Pengantar
Di bawah ini adalah kutipan dari catatan harian yang saya tulis pada hari Rabu, 22 Maret 1989 di Kostan, Mbarek, Utara Selokan Mataram, Yogyakarta. Topik tulisan ini adalah topik saat materi kelas yang disampaikan oleh Alm. Mas Bugie (nama lengkapnya: Bugie MH Kusumohartono) pada Materi Kelas persiapan EGM III di Sekretariat MAPAGAMA di Gelanggang UGM. Menarik sekali membaca kembali tulisan lama ini. Semoga berguna bagi kawan-kawan yang lain.
Salam,
Djuni Lethek
=======================
KOMUNIKASI DAN KEPRIBADIAN
Materi kelas persiapan EGM III, di Sekretariat MAPAGAMA, tanggal 22 Maret 1989 oleh Mas Bugie MH Kusumohartono.
Komunikasi
Tadi saat diklat materi ruang oleh Mas Bugie sangat menarik perhatianku. Isinya tentang “Komunikasi dan Kepribadian”. Hubungan tersendat-sendat itu karena sedikitnya komunikasi yang ada. Untuk menjalin hubungan lebih baik maka komunikasi dua arah amat diperlukan, terutama dalam organisasi. Komunikasi yang baik dapat menimbulkan “empathi”, yaitu rasa kepekaan terhadap sesuatu hal. Misalnya: dua orang saudara kembar, maka rasa empathinya besar. Yang lebih penting lagi adalah “rasa kepedulian terhadap sesuatu masalah” yang dihadapi bersama (tujuan kegiatan). Tujuan kegiatan harus dikembalikan pada misi semula. Contohnya: Mapagama.

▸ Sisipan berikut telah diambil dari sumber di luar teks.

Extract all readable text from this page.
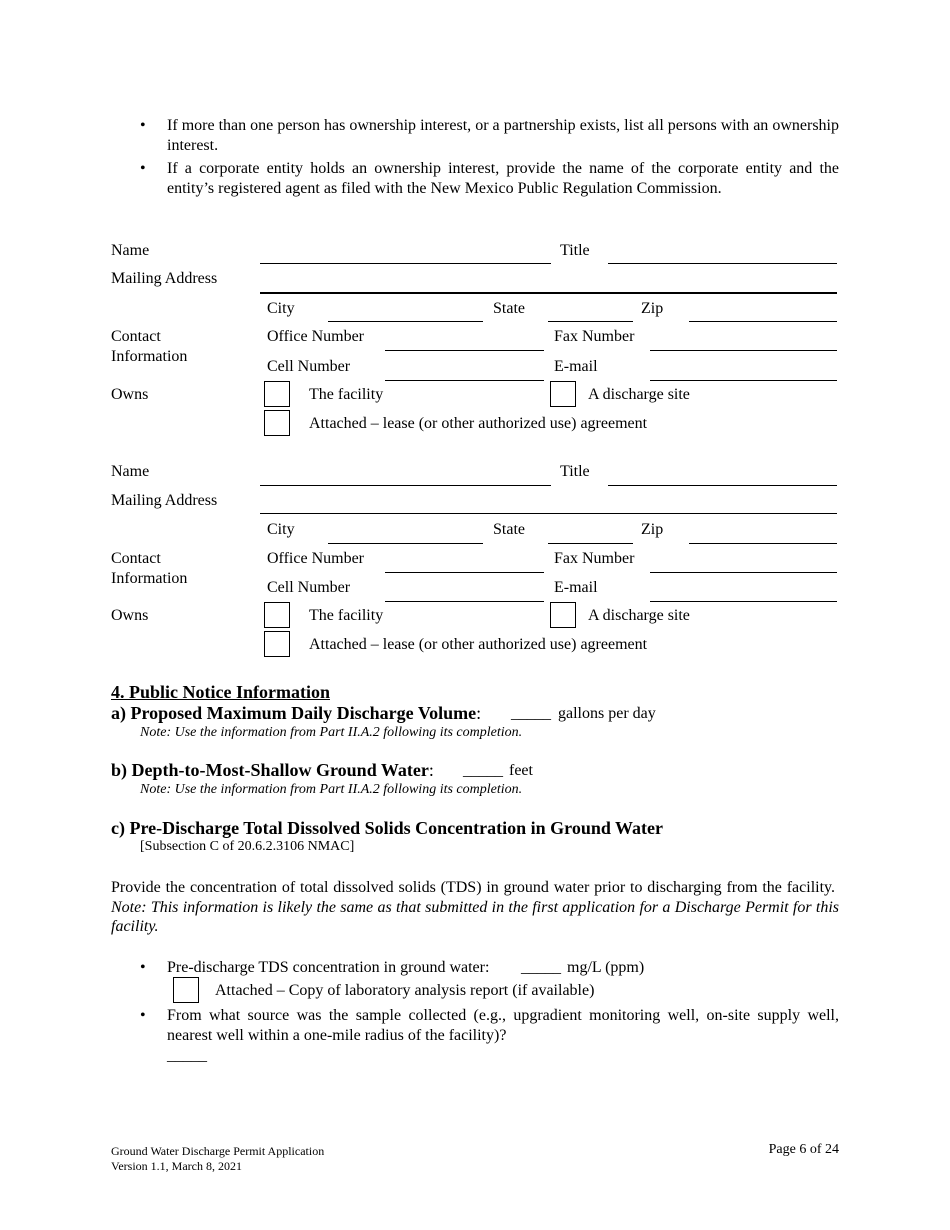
• If more than one person has ownership interest, or a partnership exists, list all persons with an ownership interest.
• If a corporate entity holds an ownership interest, provide the name of the corporate entity and the entity’s registered agent as filed with the New Mexico Public Regulation Commission.
Name	Title
Mailing Address
City	State	Zip
Contact
Information
Office Number	Fax Number
Cell Number	E-mail
Owns	The facility	A discharge site
Attached – lease (or other authorized use) agreement
Name	Title
Mailing Address
City	State	Zip
Contact
Information
Office Number	Fax Number
Cell Number	E-mail
Owns	The facility	A discharge site
Attached – lease (or other authorized use) agreement
4. Public Notice Information
a) Proposed Maximum Daily Discharge Volume: _____ gallons per day
Note: Use the information from Part II.A.2 following its completion.
b) Depth-to-Most-Shallow Ground Water: _____ feet
Note: Use the information from Part II.A.2 following its completion.
c) Pre-Discharge Total Dissolved Solids Concentration in Ground Water
[Subsection C of 20.6.2.3106 NMAC]
Provide the concentration of total dissolved solids (TDS) in ground water prior to discharging from the facility.  Note: This information is likely the same as that submitted in the first application for a Discharge Permit for this facility.
• Pre-discharge TDS concentration in ground water: _____ mg/L (ppm)
Attached – Copy of laboratory analysis report (if available)
• From what source was the sample collected (e.g., upgradient monitoring well, on-site supply well, nearest well within a one-mile radius of the facility)?
_____
Ground Water Discharge Permit Application
Version 1.1, March 8, 2021
Page 6 of 24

Misi Mapagama adalah petualangan dan Tri Darma Perguruan Tinggi. Maka dari misi itu dapat dihasilkan seorang sarjana plus, yaitu sarjana yang mempunyai kelebihan-kelebihan tertentu bila dibandingkan dengan sarjana biasa. Kelebihan-kelebihan ini dapat berupa kepekaan terhadap lingkungan atau sosial, ketrampilan tertentu, dll.
Jadi komunikasi yang baik merupakan salah satu penentu dalam suksesnya tujuan organisasi, di samping unsur-unsur lain (personel, kepemimpinan, organisasi, dll). Sekarang, bagaimana cara berkomunikasi yang baik itu?
Kepribadian
Ciri-ciri kepribadian ada empat, yaitu:
- Perilaku perlu diatur dan perlu didukung: pemimpin harus mengatur dan mendukungnya baik moril mauppun materil.
- Perilaku perlu diatur dan tak perlu didukung(mau, tapi merasa tak mampu): pemimpin sebagai pengatur atau memberikan petunjuk-petunjuk pelaksanaan.
- Perilaku perlu didukung dan tak perlu diatur (mampu, tapi merasa tak mau): pemimpin sebagai penasehat (conseling).
- Perilaku tak perlu didukung dan tak perlu diatur (mandiri): pemimpin hanya mendelegasikan wewenang.
Pembatasan atas 4 ciri kepribadian di atas tidak mutlak, karena sifat manusia yang dinamis. Penggolongan ini hanya untuk memudahkan dalam mempelajari pola-pola kepribadian.
Evaluasi Diri
Dari hasil simulasi sederhana tadi dapat diambil kesimpulan bahwa aku punya tipe kepribadian yang:
- Tidak kreatif dan inisiatifnya kurang.
- Rasa percaya diri yang rendah.
- Komunikasi yang kurang (introvert atau kepribadian tertutup).
Jadi menurut kriteria di atas, aku termasuk yang nomor 2. Terus untuk pengembangan diri selanjutnya bagaimana?